Four monoclonal IgG antibodies to purified, recombinant murine γ-interferon (rIFN-γ) have been produced by fusion of immune hamster splenocytes with HAT-sensitive murine myeloma cells. Specificity was confirmed either with an enzyme-linked immunosorbent assay (ELISA) that used immobilized rIFN-γ or with a radioimmunoassay that employed soluble ¹²⁵I-rIFN-γ and heat-killed, fixed Staphylococcus aureus-bearing Protein A. Competition binding experiments suggested that the monoclonal antibodies (MoAb) displayed two distinct epitope specificities: one displayed by H1 and H2, and the other displayed by H21 and H22. By using murine-human recombinant IFN-γ hybrid molecules, the H1/H2 epitope was shown to depend on the aminoterminus of IFN-γ, whereas the H21/H22 epitope was formed by the carboxy-terminal amino acid sequence. The MoAb also reacted with natural IFN-γ. When bound to a surface, all four MoAb, but not normal hamster IgG, removed 100 of the antiviral and MAF activities present in supernatants of cultures of the murine 24/G1 T cell hybridoma. In free solution, all four antibodies inhibited IFN-γ dependent antiviral activity, but with different efficiencies. Soluble H21/H22 also blocked all of the 24/G1-derived activity that induces nonspecific tumoricidal activity in macrophages (MAF) while H1/H2 enhanced MAF activity.
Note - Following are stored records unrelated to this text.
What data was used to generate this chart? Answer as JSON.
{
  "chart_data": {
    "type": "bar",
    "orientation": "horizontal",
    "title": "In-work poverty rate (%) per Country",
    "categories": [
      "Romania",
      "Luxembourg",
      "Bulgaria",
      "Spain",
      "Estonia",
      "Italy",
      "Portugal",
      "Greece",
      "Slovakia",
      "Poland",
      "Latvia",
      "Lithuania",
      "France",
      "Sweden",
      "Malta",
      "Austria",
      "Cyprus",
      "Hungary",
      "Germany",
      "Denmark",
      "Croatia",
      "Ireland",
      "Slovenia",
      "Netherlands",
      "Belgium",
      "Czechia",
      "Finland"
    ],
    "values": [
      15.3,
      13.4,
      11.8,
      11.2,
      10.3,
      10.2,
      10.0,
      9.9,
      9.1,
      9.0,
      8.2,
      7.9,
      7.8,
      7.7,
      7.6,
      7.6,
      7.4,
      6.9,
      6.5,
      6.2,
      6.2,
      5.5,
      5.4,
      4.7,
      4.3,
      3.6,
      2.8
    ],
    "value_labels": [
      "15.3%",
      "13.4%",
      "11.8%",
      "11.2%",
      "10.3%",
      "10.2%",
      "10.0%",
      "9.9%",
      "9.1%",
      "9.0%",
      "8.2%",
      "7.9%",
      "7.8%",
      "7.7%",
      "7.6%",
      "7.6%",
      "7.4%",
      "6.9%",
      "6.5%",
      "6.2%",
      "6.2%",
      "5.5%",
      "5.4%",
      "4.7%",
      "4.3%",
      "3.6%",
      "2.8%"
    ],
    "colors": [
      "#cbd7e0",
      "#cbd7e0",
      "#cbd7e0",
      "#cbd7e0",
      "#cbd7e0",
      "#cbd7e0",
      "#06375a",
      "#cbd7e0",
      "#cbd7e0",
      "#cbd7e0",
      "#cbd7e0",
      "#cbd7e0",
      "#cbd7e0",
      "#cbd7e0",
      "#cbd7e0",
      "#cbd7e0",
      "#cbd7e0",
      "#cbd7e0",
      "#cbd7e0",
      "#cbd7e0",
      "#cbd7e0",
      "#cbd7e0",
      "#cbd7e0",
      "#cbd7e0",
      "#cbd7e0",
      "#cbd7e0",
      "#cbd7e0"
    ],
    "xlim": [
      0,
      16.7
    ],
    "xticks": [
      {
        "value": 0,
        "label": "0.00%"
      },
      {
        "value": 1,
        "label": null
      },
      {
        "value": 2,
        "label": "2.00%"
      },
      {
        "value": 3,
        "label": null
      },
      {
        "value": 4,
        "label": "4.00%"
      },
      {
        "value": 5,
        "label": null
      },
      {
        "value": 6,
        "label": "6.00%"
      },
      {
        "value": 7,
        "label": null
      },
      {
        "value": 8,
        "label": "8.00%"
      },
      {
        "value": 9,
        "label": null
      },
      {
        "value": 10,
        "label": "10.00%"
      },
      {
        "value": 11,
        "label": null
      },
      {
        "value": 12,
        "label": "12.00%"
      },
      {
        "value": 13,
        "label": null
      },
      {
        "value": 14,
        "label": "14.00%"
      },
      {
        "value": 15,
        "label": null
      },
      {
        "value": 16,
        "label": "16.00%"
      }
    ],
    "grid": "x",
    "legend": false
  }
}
The differential inhibitory or enhancing activities of H21 or H1 reflected their ability to inhibit or enhance binding of ¹²⁵I-rIFN-γ to macrophages, respectively. Soluble H21/H22 and solid-phase H1/H2 inhibited 100% of the MAF, microbicidal, and Ia-inducing activities from lymphokine preparations produced by mitogen stimulation of normal murine splenic cells. These results help to establish definitive structure-function relationships for the IFN-γ molecule, and indicate that IFN-γ is the primary lymphokine responsible for inducing nonspecific tumoricidal activity and Ia antigen expression, and for enhancing microbicidal activity in macrophages.